We don't need to know the actual cost to know it will be dramatically cheaper.
We need to know the actual cost to judge it it'll be SO MOAR CHEAPER people stop owning cars though.
We know at current pricing of rideshare and taxis that people still prefer, in massively massively, overwhelming numbers, to own cars.
If you want to make the argument there's some lower cost that is SO low a large % of those people will change their mind on that, you'd need to:
Know what that lower cost is (not sure how you determine this)
and
Know what the actual real world cost of an RT would be, to compare against item 1.
As I pointed out, Uber nationally runs about $2 a mile. So I'm not sure "50% off uber" is cheap enough to get folks, especially Americans, to ditch car ownership in numbers as large as some folks seem to think will happen.
Certainly not in numbers to support throwing 10x more RTs on the road today than there are uber drivers... (and that'd be ONE year of Tesla car production by 2030 or sooner per Elons production estimates).
Come on... electric, low maintenance, zero driver-labor, zero-marginal-cost software...
zero to whom?
The discussion was originally around individual owners running their cars as RTs... so the software is nowhere NEAR 0 cost to them.

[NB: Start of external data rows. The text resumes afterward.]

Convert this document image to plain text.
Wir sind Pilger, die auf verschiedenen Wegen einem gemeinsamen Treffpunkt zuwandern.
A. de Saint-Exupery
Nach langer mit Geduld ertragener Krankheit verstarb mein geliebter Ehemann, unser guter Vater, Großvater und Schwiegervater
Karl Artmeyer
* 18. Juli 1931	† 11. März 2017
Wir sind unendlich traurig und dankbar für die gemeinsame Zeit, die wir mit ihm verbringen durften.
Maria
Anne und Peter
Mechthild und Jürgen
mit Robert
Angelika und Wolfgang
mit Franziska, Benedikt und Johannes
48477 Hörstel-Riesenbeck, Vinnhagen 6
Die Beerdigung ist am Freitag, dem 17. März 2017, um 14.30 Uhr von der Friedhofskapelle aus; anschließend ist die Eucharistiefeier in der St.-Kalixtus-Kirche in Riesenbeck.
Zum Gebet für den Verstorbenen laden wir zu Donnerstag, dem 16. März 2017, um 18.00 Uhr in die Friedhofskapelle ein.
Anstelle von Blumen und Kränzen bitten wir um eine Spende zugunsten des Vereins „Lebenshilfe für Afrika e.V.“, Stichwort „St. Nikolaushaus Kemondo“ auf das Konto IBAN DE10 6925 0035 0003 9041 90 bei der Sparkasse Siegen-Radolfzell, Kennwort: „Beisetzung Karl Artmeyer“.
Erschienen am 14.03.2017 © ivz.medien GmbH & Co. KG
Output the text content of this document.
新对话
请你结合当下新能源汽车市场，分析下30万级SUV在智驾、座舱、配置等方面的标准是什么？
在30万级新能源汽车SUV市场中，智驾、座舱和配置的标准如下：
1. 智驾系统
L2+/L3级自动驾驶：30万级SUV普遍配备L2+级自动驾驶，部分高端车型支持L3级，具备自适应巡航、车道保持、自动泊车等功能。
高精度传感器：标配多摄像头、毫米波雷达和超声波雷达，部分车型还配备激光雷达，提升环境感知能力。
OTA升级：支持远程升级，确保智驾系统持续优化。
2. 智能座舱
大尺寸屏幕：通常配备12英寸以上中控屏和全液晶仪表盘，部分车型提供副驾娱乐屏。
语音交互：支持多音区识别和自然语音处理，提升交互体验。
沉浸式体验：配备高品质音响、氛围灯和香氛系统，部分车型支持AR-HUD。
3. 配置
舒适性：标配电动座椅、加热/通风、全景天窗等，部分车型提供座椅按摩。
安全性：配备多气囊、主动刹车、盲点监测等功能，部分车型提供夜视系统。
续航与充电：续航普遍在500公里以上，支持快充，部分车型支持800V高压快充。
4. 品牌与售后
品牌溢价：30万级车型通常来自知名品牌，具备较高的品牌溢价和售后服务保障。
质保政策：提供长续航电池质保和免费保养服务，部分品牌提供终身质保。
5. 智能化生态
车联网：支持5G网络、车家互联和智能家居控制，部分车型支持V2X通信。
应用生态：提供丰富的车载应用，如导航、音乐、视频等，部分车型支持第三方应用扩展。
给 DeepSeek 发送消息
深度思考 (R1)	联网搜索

If you're switching to Tesla running their own fleet without anyone else involved costs obviously drop- but that promise to owners they can make a ton of $ on their RTS take a kick in the groin since Tesla can do it a lot cheaper than individual owners can...like a LOT cheaper... they don't need to lose 30% of fares to themselves as individuals on the Tesla network would... they don't need to make 20+% gross profit on the vehicle sales, the profit on the software, and can do charging and any maintenance a bit cheaper than individuals too.
So that's really 2 different discussions.
Tesla owned RTs will have massively lower cost than individual ones. And know they're gonna have a big fleet of em based on the lease stuff going on.
Here is my argument in a nutshell, which you have yet to refute: You keep estimating robotaxi usage based on cheap transport options that exist now, but there has never been a cheap option with the comfort, convenience, privacy and safety of Tesla robotaxis at scale. New technology can change behavior.
But this isn't "new" technology to the user.
"Car I can hail with my phone that picks me up and takes me somewhere safety for money"
That's Uber, but cheaper, and without annoying conversation.
Certainly that's BETTER than more expensive and WITH annoying conversation.... but I can't think of a time I ever WOULD have used Uber, but
didn't because it wasn't just a few dollars cheaper, or because I didn't want someone asking me how my day was on the ride.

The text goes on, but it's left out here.